XHMON-FM
- Guadalupe-Monterrey, Nuevo León; Mexico;
- Frequency: 89.3 MHz (HD Radio)
- Branding: Radio Fórmula

Programming
- Format: News/talk

Ownership
- Owner: Grupo Fórmula; (Transmisora Regional Radio Fórmula, S.A. de C.V.);
- Sister stations: XEACH-AM, XEIZ-AM

History
- First air date: November 29, 1988 (concession) April 2018 (FM)
- Former call signs: XEMON-AM
- Former frequencies: 1370 kHz (1988–2020)
- Call sign meaning: MONterrey

Technical information
- Licensing authority: CRT
- Class: A
- ERP: 3 kW
- HAAT: −39.3 m (−129 ft)
- Transmitter coordinates: 25°38′48.8″N 100°18′46.7″W﻿ / ﻿25.646889°N 100.312972°W

Links
- Website: radioformulamonterrey.com

= XHMON-FM =

Radio Fórmula station in Guadalupe-Monterrey, Nuevo León, Mexico

XHMON-FM is a radio station on 89.3 FM in Monterrey, Nuevo León, Mexico.
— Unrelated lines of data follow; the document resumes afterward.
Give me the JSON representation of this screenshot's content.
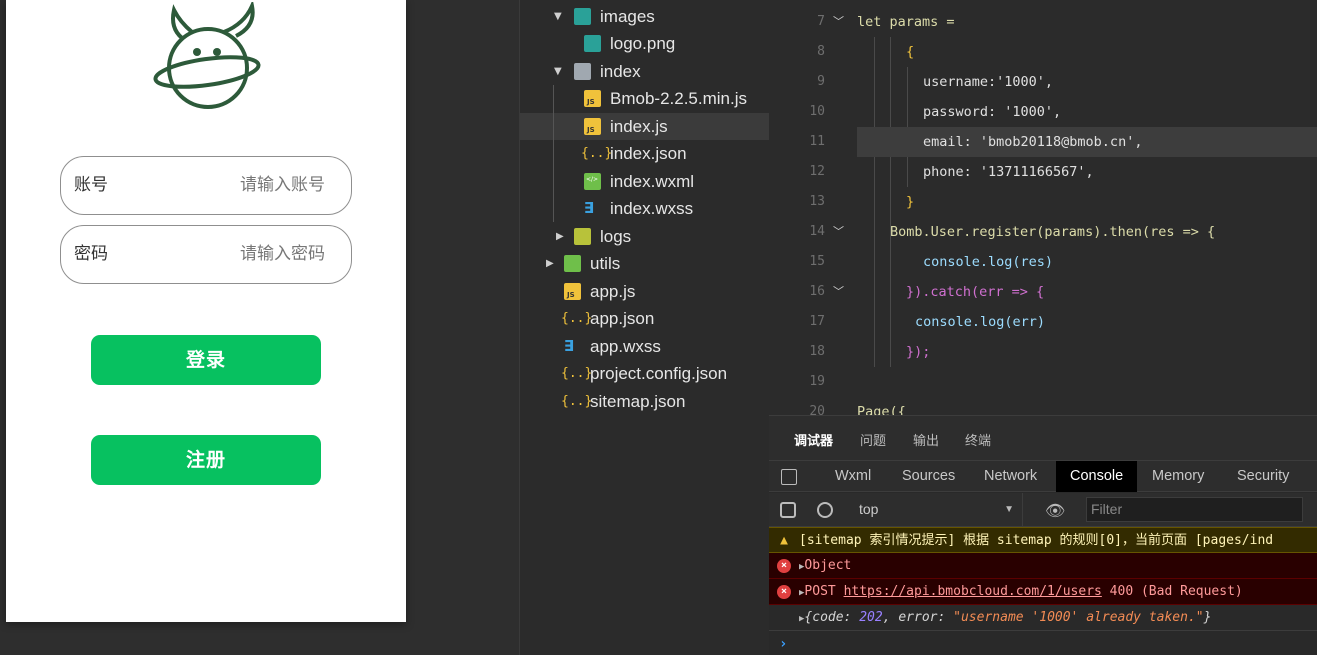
{
  "simulator": {
    "account_label": "账号",
    "account_placeholder": "请输入账号",
    "password_label": "密码",
    "password_placeholder": "请输入密码",
    "login_button": "登录",
    "register_button": "注册",
    "accent_color": "#07c160"
  },
  "file_tree": {
    "items": [
      {
        "name": "images",
        "icon": "folder-image-icon",
        "expanded": true
      },
      {
        "name": "logo.png",
        "icon": "image-file-icon"
      },
      {
        "name": "index",
        "icon": "folder-icon",
        "expanded": true
      },
      {
        "name": "Bmob-2.2.5.min.js",
        "icon": "js-file-icon"
      },
      {
        "name": "index.js",
        "icon": "js-file-icon",
        "selected": true
      },
      {
        "name": "index.json",
        "icon": "json-file-icon"
      },
      {
        "name": "index.wxml",
        "icon": "wxml-file-icon"
      },
      {
        "name": "index.wxss",
        "icon": "css-file-icon"
      },
      {
        "name": "logs",
        "icon": "folder-icon",
        "expanded": false
      },
      {
        "name": "utils",
        "icon": "folder-icon",
        "expanded": false
      },
      {
        "name": "app.js",
        "icon": "js-file-icon"
      },
      {
        "name": "app.json",
        "icon": "json-file-icon"
      },
      {
        "name": "app.wxss",
        "icon": "css-file-icon"
      },
      {
        "name": "project.config.json",
        "icon": "json-file-icon"
      },
      {
        "name": "sitemap.json",
        "icon": "json-file-icon"
      }
    ]
  },
  "editor": {
    "line_numbers": [
      "7",
      "8",
      "9",
      "10",
      "11",
      "12",
      "13",
      "14",
      "15",
      "16",
      "17",
      "18",
      "19",
      "20"
    ],
    "lines": [
      "let params =",
      "{",
      "username:'1000',",
      "password: '1000',",
      "email: 'bmob20118@bmob.cn',",
      "phone: '13711166567',",
      "}",
      "Bomb.User.register(params).then(res => {",
      "console.log(res)",
      "}).catch(err => {",
      "console.log(err)",
      "});",
      "",
      "Page({"
    ]
  },
  "debugger": {
    "panel_tabs": [
      "调试器",
      "问题",
      "输出",
      "终端"
    ],
    "devtools_tabs": [
      "Wxml",
      "Sources",
      "Network",
      "Console",
      "Memory",
      "Security"
    ],
    "active_devtools_tab": "Console",
    "context": "top",
    "filter_placeholder": "Filter",
    "logs": {
      "warning": "[sitemap 索引情况提示] 根据 sitemap 的规则[0]，当前页面 [pages/ind",
      "object": "Object",
      "post_method": "POST",
      "post_url": "https://api.bmobcloud.com/1/users",
      "post_status": "400 (Bad Request)",
      "result_prefix": "{code: ",
      "result_code": "202",
      "result_mid": ", error: ",
      "result_error": "\"username '1000' already taken.\"",
      "result_suffix": "}"
    }
  }
}
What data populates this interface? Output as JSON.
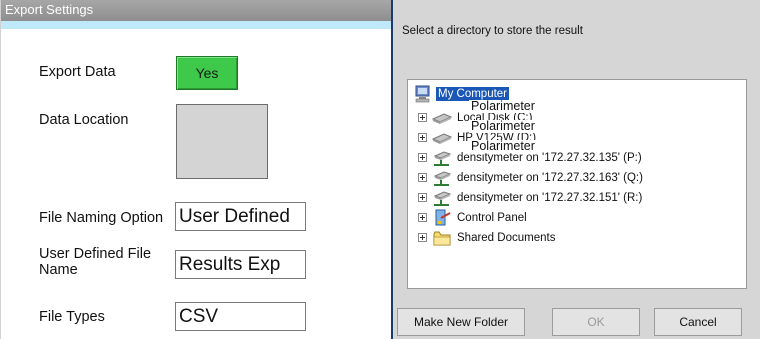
{
  "left_panel": {
    "title": "Export Settings",
    "fields": {
      "export_data": {
        "label": "Export Data",
        "button_label": "Yes"
      },
      "data_location": {
        "label": "Data Location"
      },
      "file_naming_option": {
        "label": "File Naming Option",
        "value": "User Defined"
      },
      "user_defined_file_name": {
        "label": "User Defined File Name",
        "value": "Results Exp"
      },
      "file_types": {
        "label": "File Types",
        "value": "CSV"
      }
    },
    "colors": {
      "title_bar": "#9a9a9a",
      "title_accent": "#bfe8f8",
      "yes_button": "#3ec94a"
    }
  },
  "dialog": {
    "prompt": "Select a directory to store the result",
    "tree": [
      {
        "label": "My Computer",
        "icon": "computer-icon",
        "selected": true
      },
      {
        "label": "Local Disk (C:)",
        "icon": "drive-icon"
      },
      {
        "label": "HP V125W (D:)",
        "icon": "drive-icon"
      },
      {
        "label": "densitymeter on '172.27.32.135' (P:)",
        "icon": "network-drive-icon"
      },
      {
        "label": "densitymeter on '172.27.32.163' (Q:)",
        "icon": "network-drive-icon"
      },
      {
        "label": "densitymeter on '172.27.32.151' (R:)",
        "icon": "network-drive-icon"
      },
      {
        "label": "Control Panel",
        "icon": "control-panel-icon"
      },
      {
        "label": "Shared Documents",
        "icon": "folder-icon"
      }
    ],
    "overlays": [
      "Polarimeter",
      "Polarimeter",
      "Polarimeter"
    ],
    "buttons": {
      "make_new_folder": "Make New Folder",
      "ok": "OK",
      "cancel": "Cancel"
    },
    "colors": {
      "selection": "#1b57b6",
      "dialog_bg": "#d6d6d6"
    }
  }
}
It carries Radio Fórmula programming. Its transmitter is located atop Cerro Loma Larga.

==History==
XEMON-AM received its concession on November 29, 1988. It was owned by Radio Color, S.A., a subsidiary of Radiorama, and was sold to Radio Fórmula in the person of Rogerio Mariano Azcárraga Madero in 1997.

In April 2018, XEMON-AM conducted its second-wave migration to FM as XHMON-FM 89.3. The station broadcasts in HD Radio and originally offered four subchannels, including feeds of XEACH-AM and XEIZ-AM and the Trión musical format.